Within America the rate of heart attacks overall is lower than it once was, which is due to a number of factors including the decline in cigarette use. However, a new study from the American College of Cardiology suggests heart attacks are occurring more often among young adults.
This study compared heart attack survivors between 41- 50 years of age, and those aged 40 and under; over 2,000 heart attack victims under the age of 50 were analyzed. 20% of those who suffered a heart attack at a young age were found to be 40 years old or younger. During the study 16 year timeframe the proportion of individuals in the very young age group suffering a heart attack increased by 2% each year.
“It used to be incredibly rare to see anyone under age 40 come in with a heart attack–and some of these people are now in their 20s and early 30s. Based on what we are seeing, it seems that we are moving in the wrong direction.” says Dr. Ron Blankstein of Harvard Medical School.
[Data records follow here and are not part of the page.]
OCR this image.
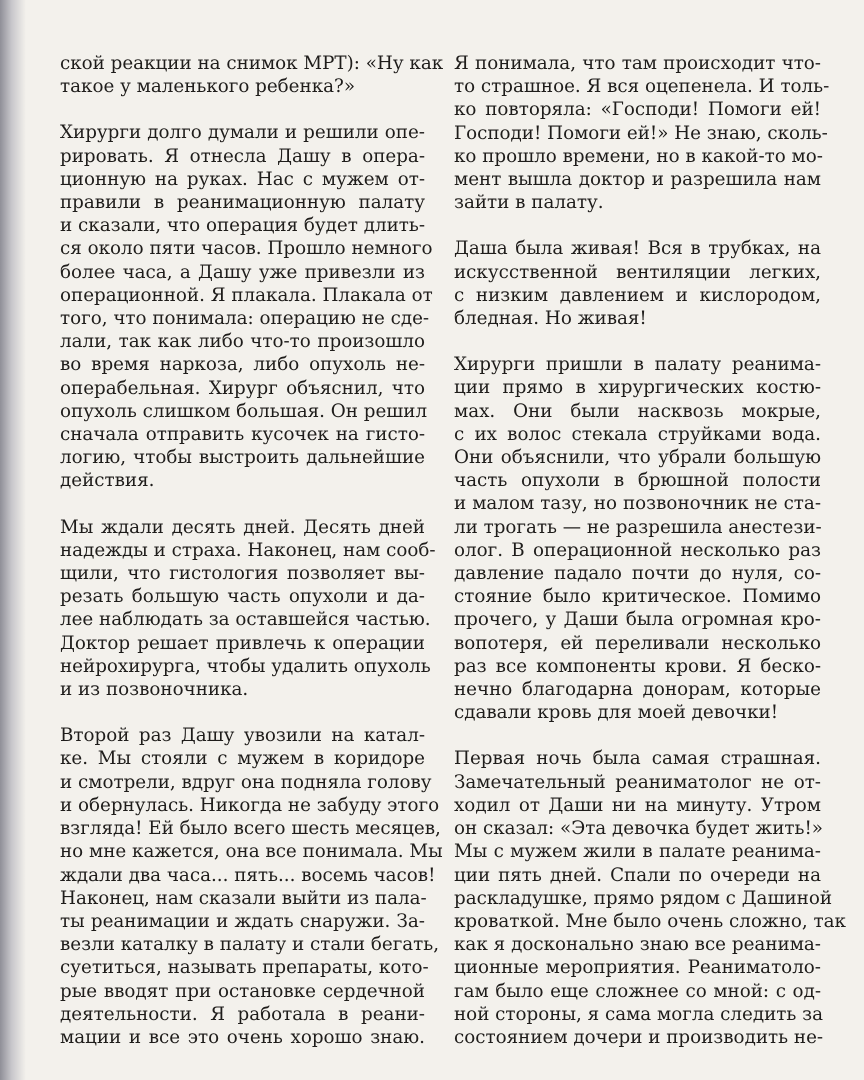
ской реакции на снимок МРТ): «Ну как
такое у маленького ребенка?»
Хирурги долго думали и решили опе-
рировать. Я отнесла Дашу в опера-
ционную на руках. Нас с мужем от-
правили в реанимационную палату
и сказали, что операция будет длить-
ся около пяти часов. Прошло немного
более часа, а Дашу уже привезли из
операционной. Я плакала. Плакала от
того, что понимала: операцию не сде-
лали, так как либо что-то произошло
во время наркоза, либо опухоль не-
операбельная. Хирург объяснил, что
опухоль слишком большая. Он решил
сначала отправить кусочек на гисто-
логию, чтобы выстроить дальнейшие
действия.
Мы ждали десять дней. Десять дней
надежды и страха. Наконец, нам сооб-
щили, что гистология позволяет вы-
резать большую часть опухоли и да-
лее наблюдать за оставшейся частью.
Доктор решает привлечь к операции
нейрохирурга, чтобы удалить опухоль
и из позвоночника.
Второй раз Дашу увозили на катал-
ке. Мы стояли с мужем в коридоре
и смотрели, вдруг она подняла голову
и обернулась. Никогда не забуду этого
взгляда! Ей было всего шесть месяцев,
но мне кажется, она все понимала. Мы
ждали два часа... пять... восемь часов!
Наконец, нам сказали выйти из пала-
ты реанимации и ждать снаружи. За-
везли каталку в палату и стали бегать,
суетиться, называть препараты, кото-
рые вводят при остановке сердечной
деятельности. Я работала в реани-
мации и все это очень хорошо знаю.
Я понимала, что там происходит что-
то страшное. Я вся оцепенела. И толь-
ко повторяла: «Господи! Помоги ей!
Господи! Помоги ей!» Не знаю, сколь-
ко прошло времени, но в какой-то мо-
мент вышла доктор и разрешила нам
зайти в палату.
Даша была живая! Вся в трубках, на
искусственной вентиляции легких,
с низким давлением и кислородом,
бледная. Но живая!
Хирурги пришли в палату реанима-
ции прямо в хирургических костю-
мах. Они были насквозь мокрые,
с их волос стекала струйками вода.
Они объяснили, что убрали большую
часть опухоли в брюшной полости
и малом тазу, но позвоночник не ста-
ли трогать — не разрешила анестези-
олог. В операционной несколько раз
давление падало почти до нуля, со-
стояние было критическое. Помимо
прочего, у Даши была огромная кро-
вопотеря, ей переливали несколько
раз все компоненты крови. Я беско-
нечно благодарна донорам, которые
сдавали кровь для моей девочки!
Первая ночь была самая страшная.
Замечательный реаниматолог не от-
ходил от Даши ни на минуту. Утром
он сказал: «Эта девочка будет жить!»
Мы с мужем жили в палате реанима-
ции пять дней. Спали по очереди на
раскладушке, прямо рядом с Дашиной
кроваткой. Мне было очень сложно, так
как я досконально знаю все реанима-
ционные мероприятия. Реаниматоло-
гам было еще сложнее со мной: с од-
ной стороны, я сама могла следить за
состоянием дочери и производить не-
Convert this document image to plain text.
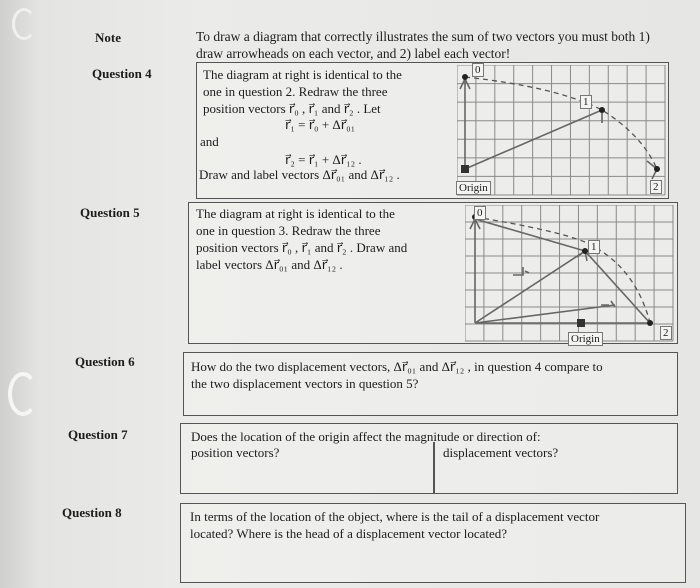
Note	To draw a diagram that correctly illustrates the sum of two vectors you must both 1) draw arrowheads on each vector, and 2) label each vector!
Question 4	The diagram at right is identical to the
one in question 2. Redraw the three
position vectors r⃗₀ , r⃗₁ and r⃗₂ . Let
r⃗₁ = r⃗₀ + Δr⃗₀₁
and
r⃗₂ = r⃗₁ + Δr⃗₁₂ .
Draw and label vectors Δr⃗₀₁ and Δr⃗₁₂ .
0
1
2
Origin
Question 5	The diagram at right is identical to the
one in question 3. Redraw the three
position vectors r⃗₀ , r⃗₁ and r⃗₂ . Draw and
label vectors Δr⃗₀₁ and Δr⃗₁₂ .
0
1
2
Origin
Question 6	How do the two displacement vectors, Δr⃗₀₁ and Δr⃗₁₂ , in question 4 compare to
the two displacement vectors in question 5?
Question 7	Does the location of the origin affect the magnitude or direction of:
position vectors?	displacement vectors?
Question 8	In terms of the location of the object, where is the tail of a displacement vector
located? Where is the head of a displacement vector located?
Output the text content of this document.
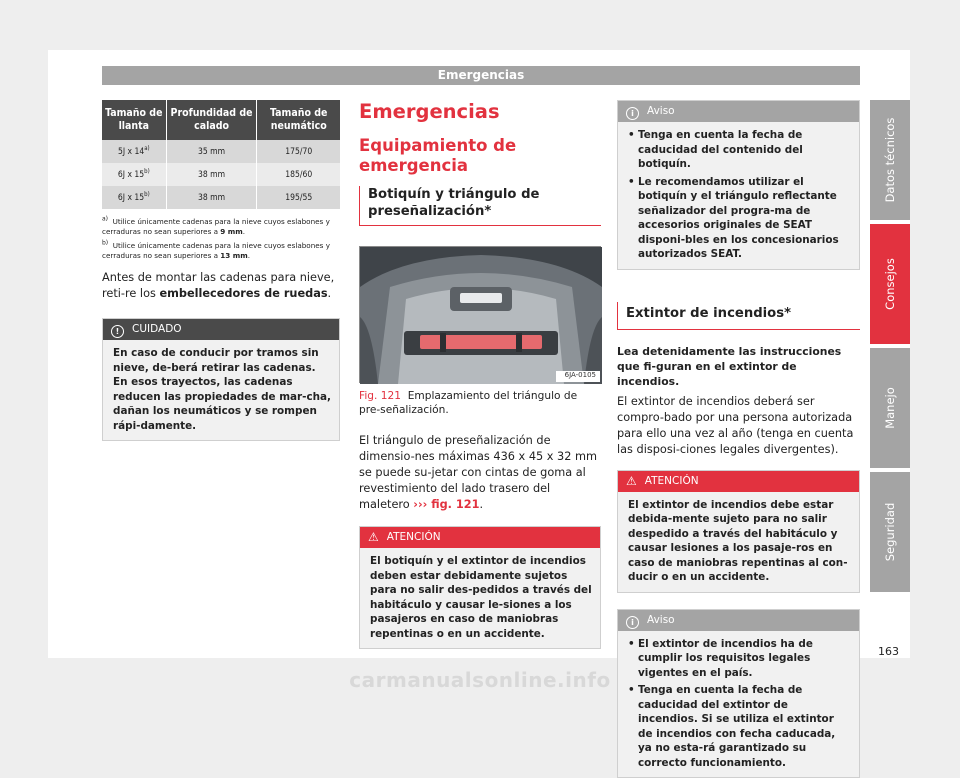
Emergencias
Tamaño de llanta	Profundidad de calado	Tamaño de neumático
5J x 14$^{a)}$	35 mm	175/70
6J x 15$^{b)}$	38 mm	185/60
6J x 15$^{b)}$	38 mm	195/55
$^{a)}$ Utilice únicamente cadenas para la nieve cuyos eslabones y cerraduras no sean superiores a 9 mm.
$^{b)}$ Utilice únicamente cadenas para la nieve cuyos eslabones y cerraduras no sean superiores a 13 mm.

Antes de montar las cadenas para nieve, reti-re los embellecedores de ruedas.

! CUIDADO
En caso de conducir por tramos sin nieve, de-berá retirar las cadenas. En esos trayectos, las cadenas reducen las propiedades de mar-cha, dañan los neumáticos y se rompen rápi-damente.
Emergencias
Equipamiento de emergencia
Botiquín y triángulo de preseñalización*
6JA-0105

Fig. 121 Emplazamiento del triángulo de pre-señalización.

El triángulo de preseñalización de dimensio-nes máximas 436 x 45 x 32 mm se puede su-jetar con cintas de goma al revestimiento del lado trasero del maletero ››› fig. 121.

⚠ ATENCIÓN
El botiquín y el extintor de incendios deben estar debidamente sujetos para no salir des-pedidos a través del habitáculo y causar le-siones a los pasajeros en caso de maniobras repentinas o en un accidente.
i Aviso
• Tenga en cuenta la fecha de caducidad del contenido del botiquín.
• Le recomendamos utilizar el botiquín y el triángulo reflectante señalizador del progra-ma de accesorios originales de SEAT disponi-bles en los concesionarios autorizados SEAT.
Extintor de incendios*

Lea detenidamente las instrucciones que fi-guran en el extintor de incendios.

El extintor de incendios deberá ser compro-bado por una persona autorizada para ello una vez al año (tenga en cuenta las disposi-ciones legales divergentes).

⚠ ATENCIÓN
El extintor de incendios debe estar debida-mente sujeto para no salir despedido a través del habitáculo y causar lesiones a los pasaje-ros en caso de maniobras repentinas al con-ducir o en un accidente.
i Aviso
• El extintor de incendios ha de cumplir los requisitos legales vigentes en el país.
• Tenga en cuenta la fecha de caducidad del extintor de incendios. Si se utiliza el extintor de incendios con fecha caducada, ya no esta-rá garantizado su correcto funcionamiento.
Datos técnicos
Consejos
Manejo
Seguridad
163
carmanualsonline.info
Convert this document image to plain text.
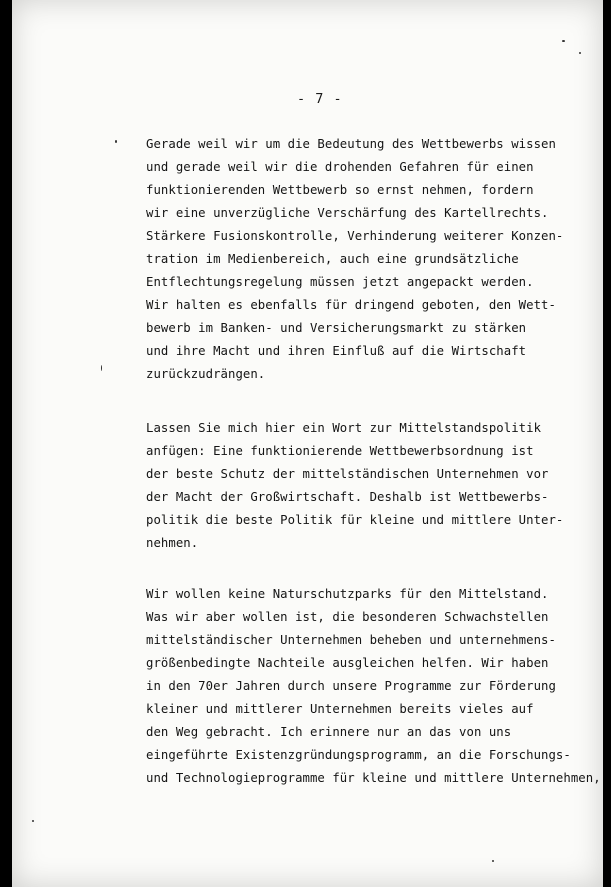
- 7 -
Gerade weil wir um die Bedeutung des Wettbewerbs wissen
und gerade weil wir die drohenden Gefahren für einen
funktionierenden Wettbewerb so ernst nehmen, fordern
wir eine unverzügliche Verschärfung des Kartellrechts.
Stärkere Fusionskontrolle, Verhinderung weiterer Konzen-
tration im Medienbereich, auch eine grundsätzliche
Entflechtungsregelung müssen jetzt angepackt werden.
Wir halten es ebenfalls für dringend geboten, den Wett-
bewerb im Banken- und Versicherungsmarkt zu stärken
und ihre Macht und ihren Einfluß auf die Wirtschaft
zurückzudrängen.
Lassen Sie mich hier ein Wort zur Mittelstandspolitik
anfügen: Eine funktionierende Wettbewerbsordnung ist
der beste Schutz der mittelständischen Unternehmen vor
der Macht der Großwirtschaft. Deshalb ist Wettbewerbs-
politik die beste Politik für kleine und mittlere Unter-
nehmen.
Wir wollen keine Naturschutzparks für den Mittelstand.
Was wir aber wollen ist, die besonderen Schwachstellen
mittelständischer Unternehmen beheben und unternehmens-
größenbedingte Nachteile ausgleichen helfen. Wir haben
in den 70er Jahren durch unsere Programme zur Förderung
kleiner und mittlerer Unternehmen bereits vieles auf
den Weg gebracht. Ich erinnere nur an das von uns
eingeführte Existenzgründungsprogramm, an die Forschungs-
und Technologieprogramme für kleine und mittlere Unternehmen,
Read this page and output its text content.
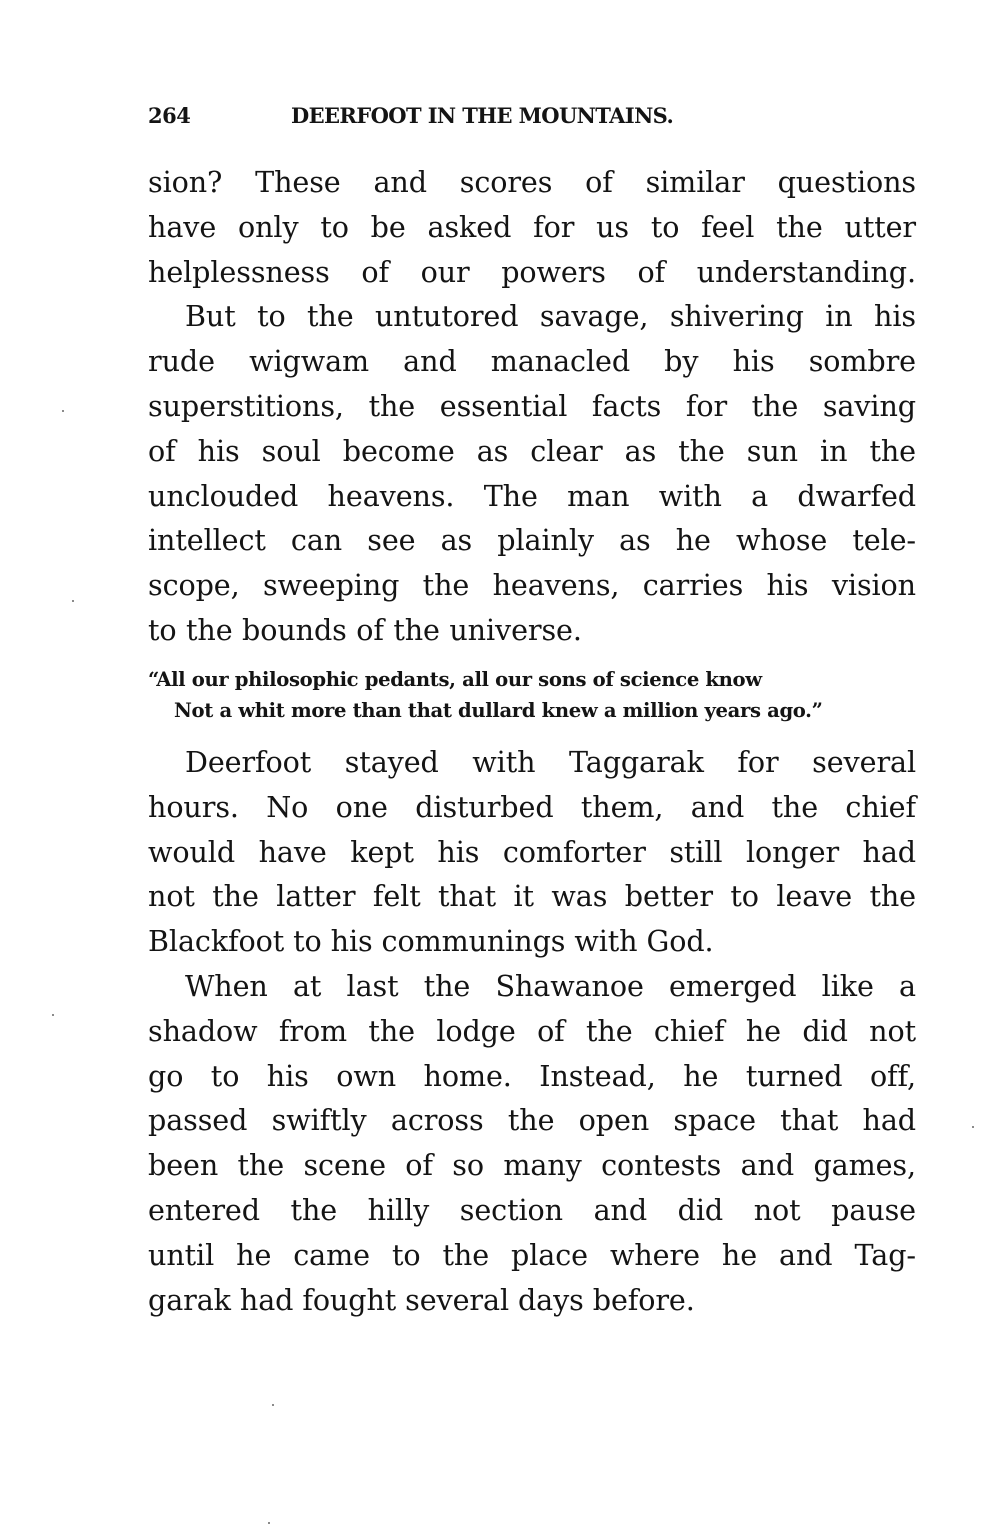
264	DEERFOOT IN THE MOUNTAINS.
sion? These and scores of similar questions
have only to be asked for us to feel the utter
helplessness of our powers of understanding.
But to the untutored savage, shivering in his
rude wigwam and manacled by his sombre
superstitions, the essential facts for the saving
of his soul become as clear as the sun in the
unclouded heavens. The man with a dwarfed
intellect can see as plainly as he whose tele-
scope, sweeping the heavens, carries his vision
to the bounds of the universe.
“All our philosophic pedants, all our sons of science know
Not a whit more than that dullard knew a million years ago.”
Deerfoot stayed with Taggarak for several
hours. No one disturbed them, and the chief
would have kept his comforter still longer had
not the latter felt that it was better to leave the
Blackfoot to his communings with God.
When at last the Shawanoe emerged like a
shadow from the lodge of the chief he did not
go to his own home. Instead, he turned off,
passed swiftly across the open space that had
been the scene of so many contests and games,
entered the hilly section and did not pause
until he came to the place where he and Tag-
garak had fought several days before.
“Even if you’re in your 20s or 30s, once you’ve had a heart attack, you’re at risk for more cardiovascular events and you have just as much risk as someone who may be older than you. It’s really important for us to understand why people are actually having heart attacks at a younger age, when there is even more productive life lost.” explains Blankstein.
The young heart attack victims were found to be experiencing the same rate of long term adverse consequences as older heart attack victims. Traditional factors such as high blood pressure, smoking, and family history were found to be similar between the two groups; the only identified differences were they younger group reported more substance abuse, but consumed less alcohol.
There was a non-statistical trend of less aspirin and statin use noted among the younger group after being discharged from the hospital which may indicate that doctors think these patients are at a lower risk of another cardiac event due to age which is a wrong assumption according to the study’s findings which were presented at the American College of Cardiology.
“My best advice is to avoid tobacco, get regular exercise, eat a heart healthy diet, lose weight if you need to, manage your blood pressure and cholesterol, avoid diabetes if you can, and stay away from cocaine and marijuana because they’re not necessarily good for your heart,” says Blankstein.